Retail as well is being slammed. Corona virus could kill many store brands that have been teetering in the wake of consumers moving to e-commerce alternatives. People have no appetite to shop except for essentials, especially when savings accounts have been hammered and earnings prospects turn shaky. I have been asking for several years, if you think retail is in rough shape when the economy is supposedly doing well, what’s going to happen when the economy nosedives? Well we are about to find out. Anticipate more empty stores along streetscapes and in malls, and these vacancies will be extremely difficult to fill long term. It won’t be pretty.

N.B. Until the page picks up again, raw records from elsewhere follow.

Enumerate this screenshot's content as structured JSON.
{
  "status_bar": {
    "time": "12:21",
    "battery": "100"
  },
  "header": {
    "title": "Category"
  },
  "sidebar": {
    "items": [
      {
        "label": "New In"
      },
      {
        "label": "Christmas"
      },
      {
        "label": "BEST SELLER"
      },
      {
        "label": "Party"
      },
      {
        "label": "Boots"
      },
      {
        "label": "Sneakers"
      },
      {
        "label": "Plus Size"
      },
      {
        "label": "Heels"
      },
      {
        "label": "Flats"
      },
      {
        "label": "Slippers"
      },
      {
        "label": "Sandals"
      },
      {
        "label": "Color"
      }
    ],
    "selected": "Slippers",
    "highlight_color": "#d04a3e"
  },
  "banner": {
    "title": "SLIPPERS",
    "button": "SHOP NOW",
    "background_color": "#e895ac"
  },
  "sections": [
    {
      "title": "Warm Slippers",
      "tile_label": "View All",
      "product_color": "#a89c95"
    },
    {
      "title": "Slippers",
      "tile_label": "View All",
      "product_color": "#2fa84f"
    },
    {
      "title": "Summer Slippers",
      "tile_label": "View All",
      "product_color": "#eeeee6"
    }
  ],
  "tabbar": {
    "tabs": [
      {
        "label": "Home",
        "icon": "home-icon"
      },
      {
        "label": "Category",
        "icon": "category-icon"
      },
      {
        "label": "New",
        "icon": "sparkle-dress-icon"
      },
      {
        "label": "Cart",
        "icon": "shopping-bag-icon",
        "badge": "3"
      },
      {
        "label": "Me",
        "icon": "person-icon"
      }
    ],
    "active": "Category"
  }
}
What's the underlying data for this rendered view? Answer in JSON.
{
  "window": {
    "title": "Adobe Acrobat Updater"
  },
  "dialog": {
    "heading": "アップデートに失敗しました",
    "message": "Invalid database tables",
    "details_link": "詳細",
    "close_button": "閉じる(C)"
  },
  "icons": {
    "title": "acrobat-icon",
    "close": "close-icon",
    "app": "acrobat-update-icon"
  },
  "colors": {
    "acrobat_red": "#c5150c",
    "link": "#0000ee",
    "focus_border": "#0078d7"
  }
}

The overbuilt luxury condo market is code red too. Too many units have been built and sales have been slow even as the Dow Jones was hitting new highs month after month. Now forget about it. Affluent buyers within a week are suddenly far less affluent. The stock market always recovers, but that could take a while. Developers and their lenders realize not only that buyers have evaporated, but also that they will have no choice but to reduce prices to get any traction once the crisis passes. It won’t be pretty.

Anxiety grips brokers of all stripes who must know that deal making of any kind has suddenly entered a deep freeze. Businesses think about shrinking space, not leasing it. Buyers don’t have the bucks to make deals or will hold off to get bargains when the dust settles. Lenders pull back across the board as they face liquidity issues. The transaction market resembles Pike’s Market in Seattle. It may be open, but it sure looks empty. Commissions and bonuses this year? It won’t be pretty.

Lenders on recent projects or recently purchased, highly leveraged assets swallow hard. Where’s the cash flow? While banks have been more disciplined in this cycle thanks in part due to more stringent regulation, late in the cycle deals at market top prices are primed to be savaged. And if you are a spec developer still in the ground, ouch. That’s your lender knocking. And he’s not looking sick because he’s got the virus. Yeah, it’s not pretty.

Value add and opportunistic investors who bought into fund managers’ pitches about still-available, late in the cycle yields face an unsettling reality. It will be hard to pay off on their bets. Do you feel better when they suggest to be prepared to re-up in their next offering coming out in early 2021 to take advantage of the market bottom? That reaction may not be pretty either. But by then it might be a good time to make a move.